Prinsip Hidup: Berbagi Tanpa Menunggu Kaya
Deretan penghargaan yang pernah diterimanya, termasuk Satyalancana Pengabdian 8 Tahun pada 2013 dan Satyalancana Pengabdian 16 Tahun pada 2021, bukanlah motivasi utamanya. Penghargaan dari Kapolres Pidie, Kapolres Pidie Jaya, hingga Kapolda Aceh dianggapnya sebagai bonus, bukan tujuan.
“Semua yang saya lakukan bukan untuk mencari popularitas atau dikenal banyak orang. Ini murni karena keinginan untuk membantu sesama. Sebagai anggota Polri, saya merasa wajib untuk hadir dan memberikan manfaat bagi masyarakat, terutama ketika ada saudara-saudara kita yang membutuhkan,” ujar Jonni, alumnus SMK Negeri 2 Sigli itu.
Baginya, kebahagiaan paling sederhana namun mendalam adalah melihat orang lain terbantu, anak-anak kembali tersenyum, dan keluarga yang kesulitan memiliki kehidupan yang lebih layak. Sedikit yang diberikan dengan ketulusan, menurutnya, dapat berarti besar bagi mereka yang membutuhkan.

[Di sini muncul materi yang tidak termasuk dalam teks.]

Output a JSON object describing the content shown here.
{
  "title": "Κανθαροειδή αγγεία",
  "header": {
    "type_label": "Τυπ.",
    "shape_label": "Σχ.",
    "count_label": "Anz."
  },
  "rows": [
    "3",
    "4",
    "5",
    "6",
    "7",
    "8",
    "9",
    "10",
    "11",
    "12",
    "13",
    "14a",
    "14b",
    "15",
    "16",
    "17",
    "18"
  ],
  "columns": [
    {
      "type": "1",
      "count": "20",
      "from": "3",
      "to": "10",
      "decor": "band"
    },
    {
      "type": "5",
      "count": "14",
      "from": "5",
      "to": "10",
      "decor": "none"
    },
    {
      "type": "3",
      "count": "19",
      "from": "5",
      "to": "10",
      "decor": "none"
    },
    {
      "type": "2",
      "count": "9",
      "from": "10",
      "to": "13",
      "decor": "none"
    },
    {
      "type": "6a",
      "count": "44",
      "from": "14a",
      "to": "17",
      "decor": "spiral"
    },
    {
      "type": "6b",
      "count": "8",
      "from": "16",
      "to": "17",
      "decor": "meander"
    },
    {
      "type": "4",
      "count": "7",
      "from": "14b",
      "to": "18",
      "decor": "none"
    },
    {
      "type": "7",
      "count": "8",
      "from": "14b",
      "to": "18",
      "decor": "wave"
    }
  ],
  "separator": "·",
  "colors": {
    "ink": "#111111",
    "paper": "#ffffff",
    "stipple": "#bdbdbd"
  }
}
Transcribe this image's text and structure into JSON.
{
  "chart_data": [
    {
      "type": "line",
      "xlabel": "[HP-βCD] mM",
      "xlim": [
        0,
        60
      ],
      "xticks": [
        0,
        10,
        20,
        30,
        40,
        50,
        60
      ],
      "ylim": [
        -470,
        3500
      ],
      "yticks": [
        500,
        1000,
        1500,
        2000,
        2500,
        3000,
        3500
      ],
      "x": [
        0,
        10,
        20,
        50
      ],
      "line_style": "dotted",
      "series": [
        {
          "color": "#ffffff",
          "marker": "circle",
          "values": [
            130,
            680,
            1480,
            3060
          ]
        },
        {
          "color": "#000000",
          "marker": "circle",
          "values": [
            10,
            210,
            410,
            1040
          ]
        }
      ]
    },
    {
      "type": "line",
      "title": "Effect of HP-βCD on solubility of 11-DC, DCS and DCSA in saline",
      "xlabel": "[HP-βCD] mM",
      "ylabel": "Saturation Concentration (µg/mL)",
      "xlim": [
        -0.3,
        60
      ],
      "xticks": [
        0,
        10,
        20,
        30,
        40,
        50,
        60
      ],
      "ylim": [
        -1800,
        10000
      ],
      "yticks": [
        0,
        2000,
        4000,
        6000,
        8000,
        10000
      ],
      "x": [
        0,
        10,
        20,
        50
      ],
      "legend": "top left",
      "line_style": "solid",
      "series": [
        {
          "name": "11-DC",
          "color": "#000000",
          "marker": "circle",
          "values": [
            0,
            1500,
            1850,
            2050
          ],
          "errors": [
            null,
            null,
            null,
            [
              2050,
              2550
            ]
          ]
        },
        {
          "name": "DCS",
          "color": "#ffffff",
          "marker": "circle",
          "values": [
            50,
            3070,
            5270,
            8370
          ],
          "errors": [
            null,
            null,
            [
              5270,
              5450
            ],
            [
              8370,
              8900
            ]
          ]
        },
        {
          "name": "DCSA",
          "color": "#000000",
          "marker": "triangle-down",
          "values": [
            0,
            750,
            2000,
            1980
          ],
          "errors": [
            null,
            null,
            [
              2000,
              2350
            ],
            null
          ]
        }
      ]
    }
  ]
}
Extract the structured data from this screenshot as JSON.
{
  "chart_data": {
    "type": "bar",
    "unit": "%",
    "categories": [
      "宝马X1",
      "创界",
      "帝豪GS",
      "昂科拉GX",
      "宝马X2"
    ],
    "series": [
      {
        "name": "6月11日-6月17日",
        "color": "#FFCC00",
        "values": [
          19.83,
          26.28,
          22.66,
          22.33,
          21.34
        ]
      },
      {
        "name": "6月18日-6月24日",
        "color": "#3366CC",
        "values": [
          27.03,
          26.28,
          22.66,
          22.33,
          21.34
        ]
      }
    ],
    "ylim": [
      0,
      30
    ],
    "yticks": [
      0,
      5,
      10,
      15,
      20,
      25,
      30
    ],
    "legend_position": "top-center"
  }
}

Pengabdian di Luar Tugas Kedinasan
Apa yang dilakukan Aipda Jonni Rahmad membuktikan bahwa ruang pengabdian seorang polisi tidak berbatas pada jam kerja. Dengan seragam cokelatnya, ia hadir melalui tindakan-tindakan nyata yang memberi dampak langsung bagi warga.
Rumah-rumah yang dibangunnya mungkin sederhana, tetapi bagi para penghuninya, bangunan tersebut menjadi tempat berlindung, menghadirkan rasa aman, sekaligus harapan baru. Melalui aksinya ini, Jonni ingin memastikan mereka yang sedang berada dalam kesulitan tidak merasa sendirian, apalagi dikesampingkan.